As I walk this tight rope that is my life juggling kittens, hand grenades & digital content, I always wonder if I am going to fall... Or have I already fallen & I just can't get up?

My life is a bad B movie... & I have to turn it into a billion dollar franchise blockbuster & win over the masses so that my true talent can shine thru & the money piles up bigger than the gold in fort Knox. I know I have it in me... I just gotta get it OUTTA ME!

My best friend thinks that I am insane & that my Ambitions SUPER-CEDE my ABILITIES....

  AM I just a fool? A dreamer? A child lost to the world? You bet I am... But it is all I have... It is all I have ever had... My ability to SEE REALITY for what it truly is & to still not let that throw me... Life is to short kids... Ya gotta have fun... Grab life & kick it in the Ass & giggle at the madness that surrounds us all...
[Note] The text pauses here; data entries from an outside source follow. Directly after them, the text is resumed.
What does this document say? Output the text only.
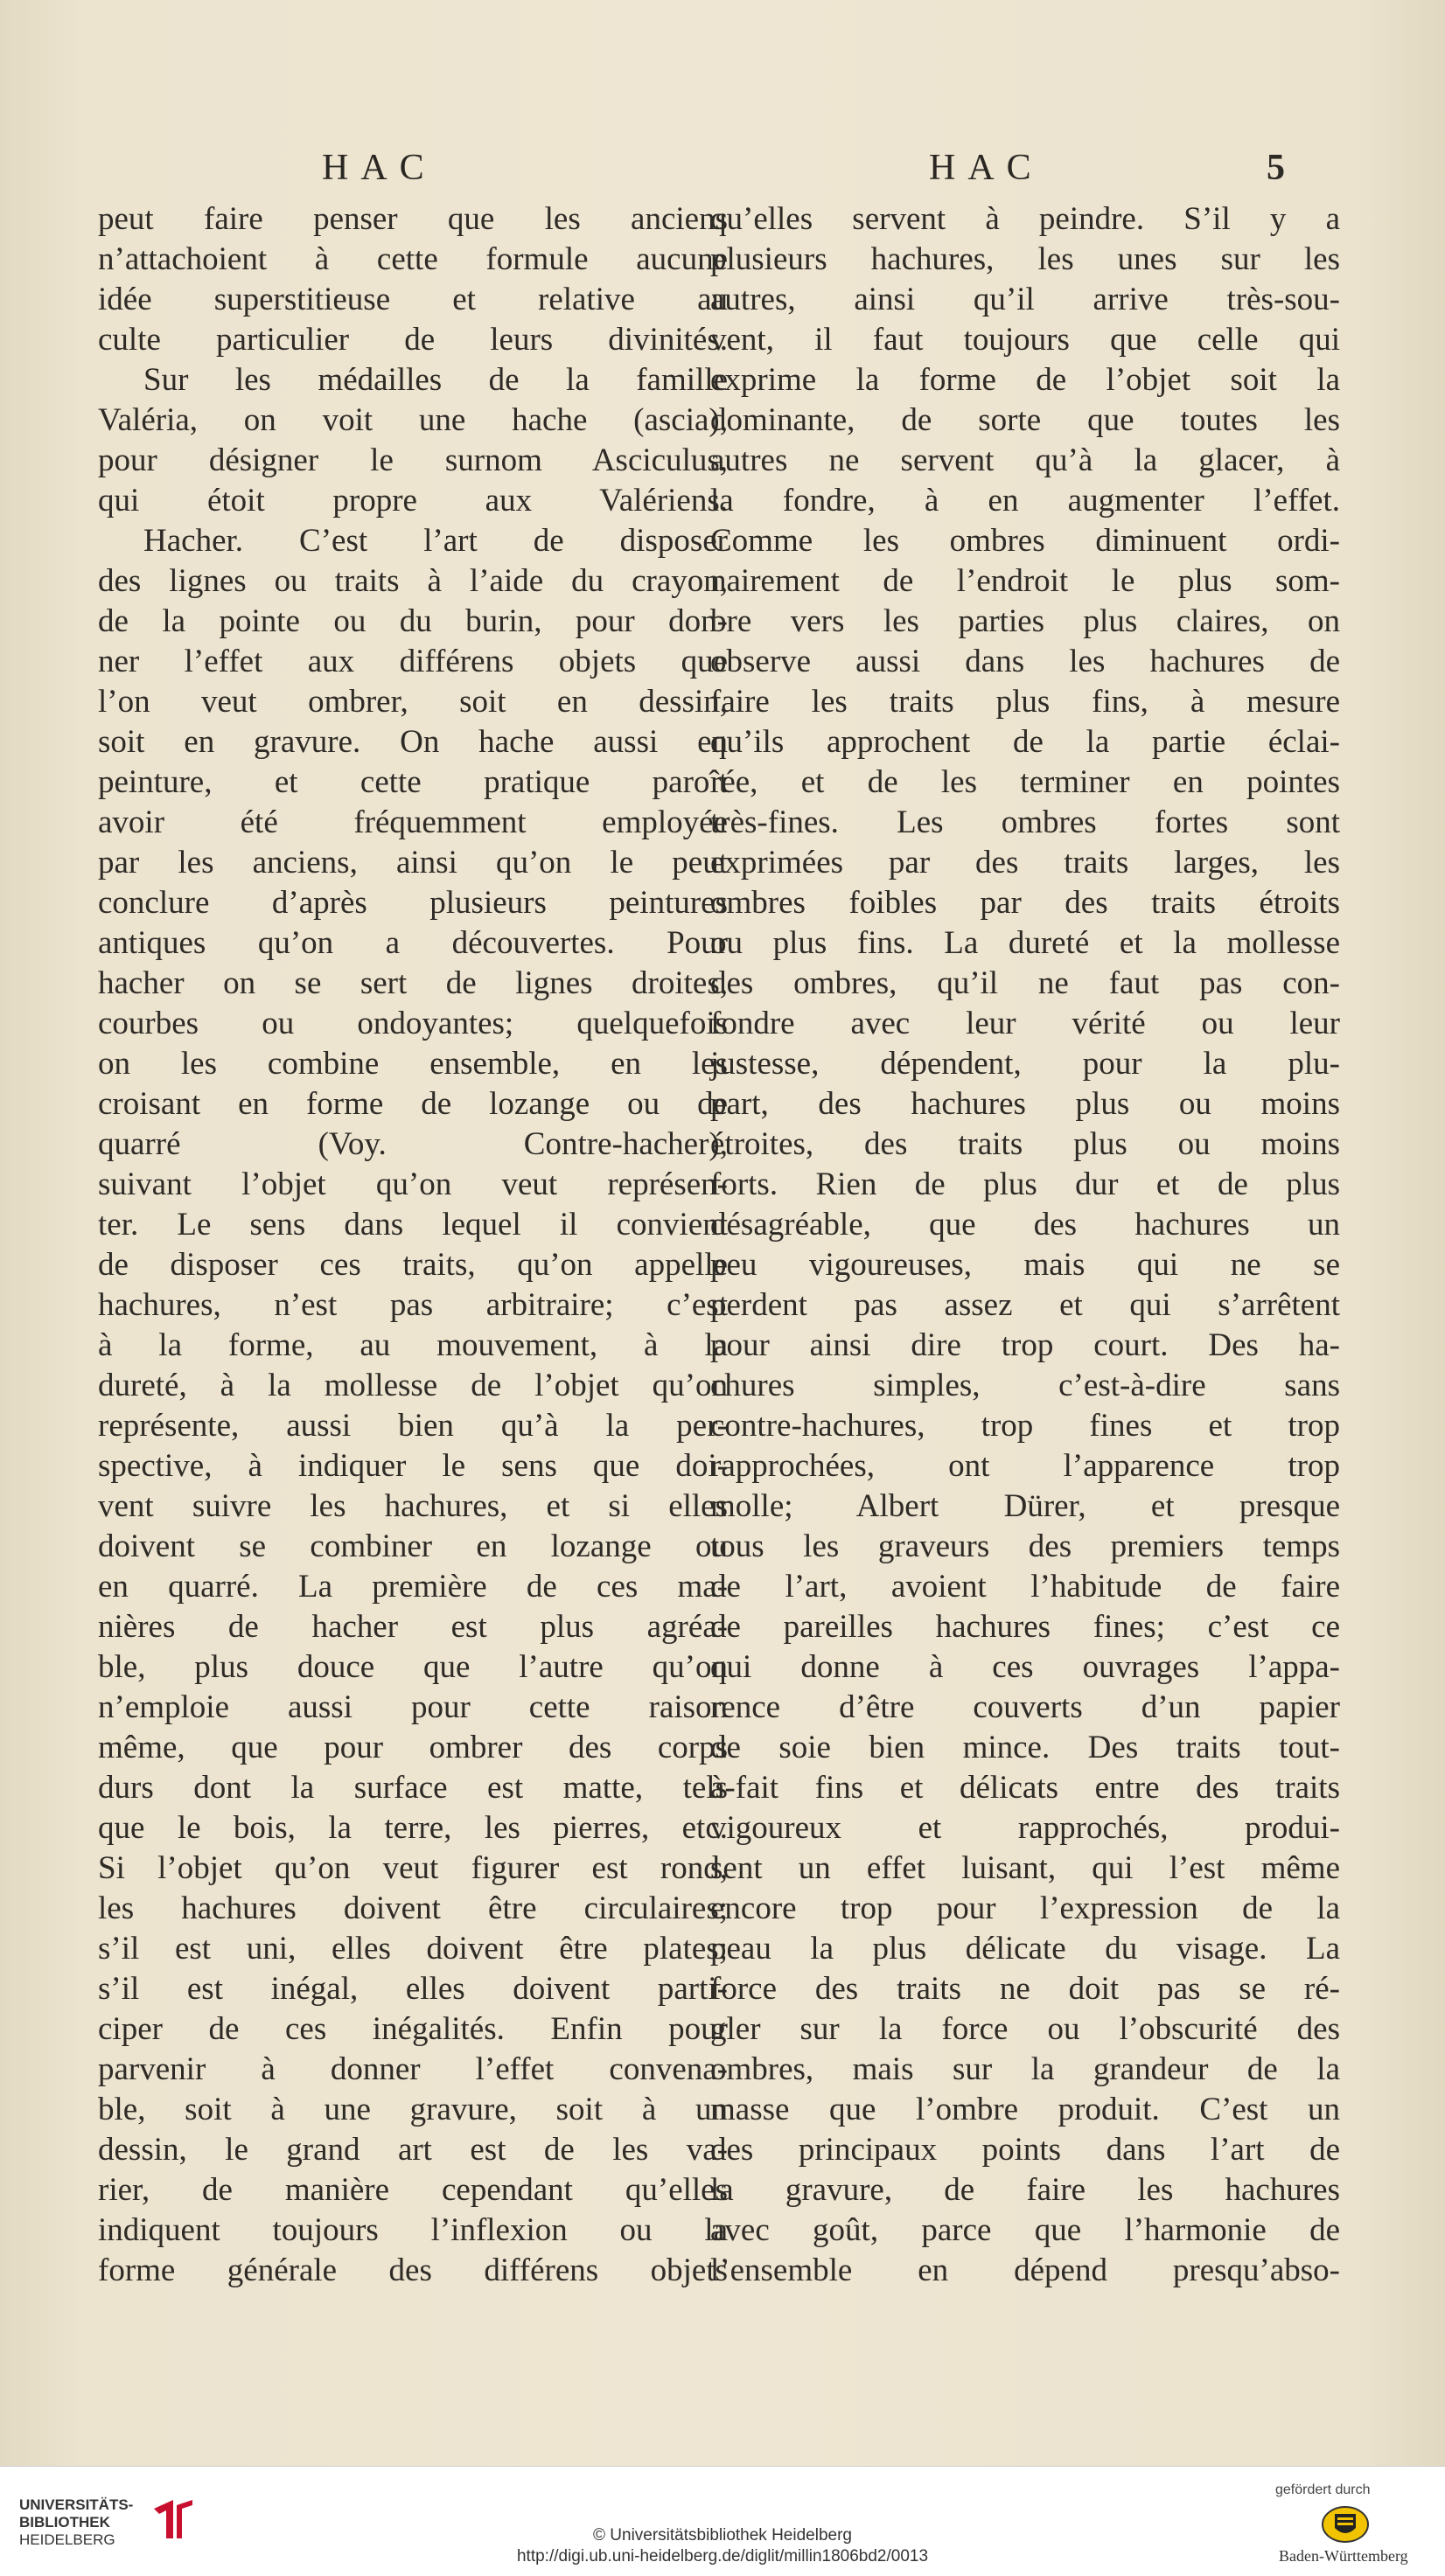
HAC	HAC	5

peut faire penser que les anciens

n’attachoient à cette formule aucune

idée superstitieuse et relative au

culte particulier de leurs divinités.

Sur les médailles de la famille

Valéria, on voit une hache (ascia),

pour désigner le surnom Asciculus,

qui étoit propre aux Valériens.

Hacher. C’est l’art de disposer

des lignes ou traits à l’aide du crayon,

de la pointe ou du burin, pour don-

ner l’effet aux différens objets que

l’on veut ombrer, soit en dessin,

soit en gravure. On hache aussi en

peinture, et cette pratique paroît

avoir été fréquemment employée

par les anciens, ainsi qu’on le peut

conclure d’après plusieurs peintures

antiques qu’on a découvertes. Pour

hacher on se sert de lignes droites,

courbes ou ondoyantes; quelquefois

on les combine ensemble, en les

croisant en forme de lozange ou de

quarré (Voy. Contre-hacher),

suivant l’objet qu’on veut représen-

ter. Le sens dans lequel il convient

de disposer ces traits, qu’on appelle

hachures, n’est pas arbitraire; c’est

à la forme, au mouvement, à la

dureté, à la mollesse de l’objet qu’on

représente, aussi bien qu’à la per-

spective, à indiquer le sens que doi-

vent suivre les hachures, et si elles

doivent se combiner en lozange ou

en quarré. La première de ces ma-

nières de hacher est plus agréa-

ble, plus douce que l’autre qu’on

n’emploie aussi pour cette raison

même, que pour ombrer des corps

durs dont la surface est matte, tels

que le bois, la terre, les pierres, etc.

Si l’objet qu’on veut figurer est rond,

les hachures doivent être circulaires;

s’il est uni, elles doivent être plates;

s’il est inégal, elles doivent parti-

ciper de ces inégalités. Enfin pour

parvenir à donner l’effet convena-

ble, soit à une gravure, soit à un

dessin, le grand art est de les va-

rier, de manière cependant qu’elles

indiquent toujours l’inflexion ou la

forme générale des différens objets

qu’elles servent à peindre. S’il y a

plusieurs hachures, les unes sur les

autres, ainsi qu’il arrive très-sou-

vent, il faut toujours que celle qui

exprime la forme de l’objet soit la

dominante, de sorte que toutes les

autres ne servent qu’à la glacer, à

la fondre, à en augmenter l’effet.

Comme les ombres diminuent ordi-

nairement de l’endroit le plus som-

bre vers les parties plus claires, on

observe aussi dans les hachures de

faire les traits plus fins, à mesure

qu’ils approchent de la partie éclai-

rée, et de les terminer en pointes

très-fines. Les ombres fortes sont

exprimées par des traits larges, les

ombres foibles par des traits étroits

ou plus fins. La dureté et la mollesse

des ombres, qu’il ne faut pas con-

fondre avec leur vérité ou leur

justesse, dépendent, pour la plu-

part, des hachures plus ou moins

étroites, des traits plus ou moins

forts. Rien de plus dur et de plus

désagréable, que des hachures un

peu vigoureuses, mais qui ne se

perdent pas assez et qui s’arrêtent

pour ainsi dire trop court. Des ha-

chures simples, c’est-à-dire sans

contre-hachures, trop fines et trop

rapprochées, ont l’apparence trop

molle; Albert Dürer, et presque

tous les graveurs des premiers temps

de l’art, avoient l’habitude de faire

de pareilles hachures fines; c’est ce

qui donne à ces ouvrages l’appa-

rence d’être couverts d’un papier

de soie bien mince. Des traits tout-

à-fait fins et délicats entre des traits

vigoureux et rapprochés, produi-

sent un effet luisant, qui l’est même

encore trop pour l’expression de la

peau la plus délicate du visage. La

force des traits ne doit pas se ré-

gler sur la force ou l’obscurité des

ombres, mais sur la grandeur de la

masse que l’ombre produit. C’est un

des principaux points dans l’art de

la gravure, de faire les hachures

avec goût, parce que l’harmonie de

l’ensemble en dépend presqu’abso-

UNIVERSITÄTS-
BIBLIOTHEK
HEIDELBERG	© Universitätsbibliothek Heidelberg
http://digi.ub.uni-heidelberg.de/diglit/millin1806bd2/0013
gefördert durch
Baden-Württemberg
The infinite wisdom of the ages is never lost on one such as I... As I watch this country growing closer & closer to the She-Devil that is known as Hillary Clinton I sometimes wonder am I the only one that can sense the madness? Taste the Fear? Nobodies gonna pull the wool over my eyes... The sheep go Bahhh & the Politicians are stirring up their Wicked Caldron of Befuddling madness to confuse the masses with their Bullshit & lies....

We need a new hero... Am I the one? Can I truly take on & accomplish all that I desire? (To create Cool Entertainment for the Befuddled masses), Or am I just a fool with a handful of mud & left over dreams from a bygone era?

Only time will tell.... For I am.... Craig Amabello Hollywoods Lost Child.

Time to PUT UP... Or shut up.

WIsh you all well in your pursuit of happiness & dreams... I sure could use some Positive thoughts.

From your friend on the edge of Insanity... Craig Amabello, your truly demented reporter & X-Hollywood Misfit.